Harry bought the first ice cream he ever tasted, and waited with his thoughts. Not twenty-four hours had passed, and his existence had turned upside down. Witches and wizards ... he was a wizard. The scar his Aunt had told a neighbor he received during the crash that killed his drunk parents, was from an attack by an infamous wizard. He was going to learn magic. He just started watching people go by, giving them a surface scan. People going from one place to another.

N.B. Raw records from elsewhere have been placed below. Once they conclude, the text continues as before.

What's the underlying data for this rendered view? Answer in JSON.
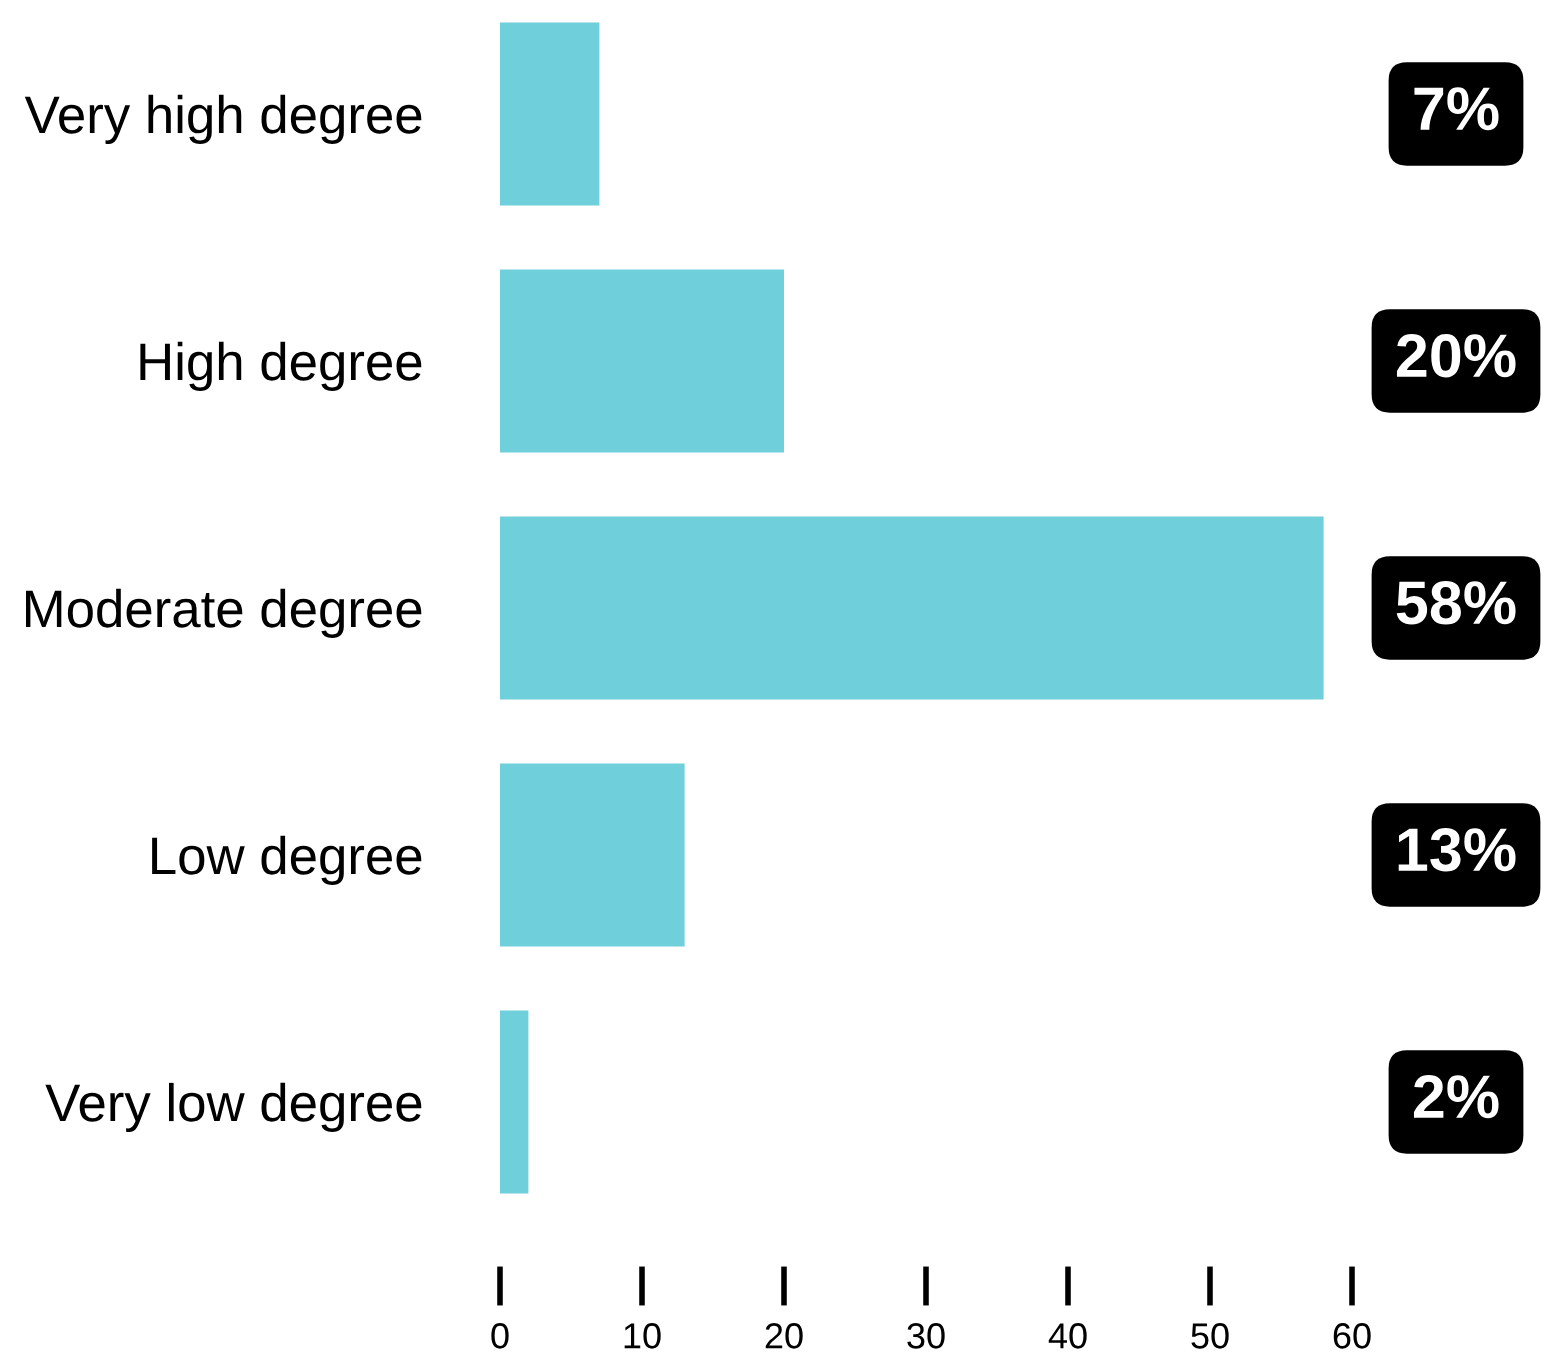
{
  "chart_data": {
    "type": "bar",
    "orientation": "horizontal",
    "categories": [
      "Very high degree",
      "High degree",
      "Moderate degree",
      "Low degree",
      "Very low degree"
    ],
    "values": [
      7,
      20,
      58,
      13,
      2
    ],
    "color": "#6fd0dc",
    "value_labels": [
      "7%",
      "20%",
      "58%",
      "13%",
      "2%"
    ],
    "xlim": [
      0,
      60
    ],
    "xticks": [
      0,
      10,
      20,
      30,
      40,
      50,
      60
    ],
    "grid": false
  }
}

He didn't learn anything of importance.
He turned to the left, and saw Hagrid approaching. He had a cage in his hands, containing a white owl, and a wrapped package.
"I wanted ta ge' ya somethin'," said Hagrid. "Owls are dead useful, and this one's a pretty un. Looks ta be smart, too. Yer birthday was yesterday, but I betcha got a bunch o' gifts already."
"No one has ever given me a gift," said Harry, with surprise. Harry had never seen an owl this close before. He avoided them with a passion, in his other forms.
"Well, you gets ta name her," said Hagrid. "Take yer time, and make it a good un. I gotta ge' goin' agin. Le's go ta the por'key spo', and I'll getcha home." Hagrid picked up Harry's trunk, and Harry carried the owl cage.
"Grab a hol' agin, an' we're off," said Hagrid, holding out a short piece of rope. One tug later, and they were in Mrs. Figg's back yard.
"I'll walk yer home," said Hagrid. Harry followed him quietly. He wondered how the Dursleys were going to act now. Harry opened the back door, lifted the handle on his trunk, and rolled it into the kitchen on its wheels. The owl cage was on top of the trunk. The cage stayed where he put it, like it was magnetized.
"BOY!" yelled Vernon.
"Vernon," hissed Petunia. She continued, quietly, "We don't need any of their trouble. Ha ... Harry, we have put your things in the broken toy room. Please, take your things upstairs. Supper will be at six." Harry could tell she was extremely afraid.
"I'll see yer a' school," said Hagrid quickly. He looked around the back yard, with its fence and hedge. "Actervate." Hagrid was gone.
Vernon walked into the living room, and Petunia sat at the kitchen table to read a cookbook. Harry took his things up to the second floor, and into Dudley's second bedroom. He would really rather be in the cupboard, but now he didn't have room, with his new possessions.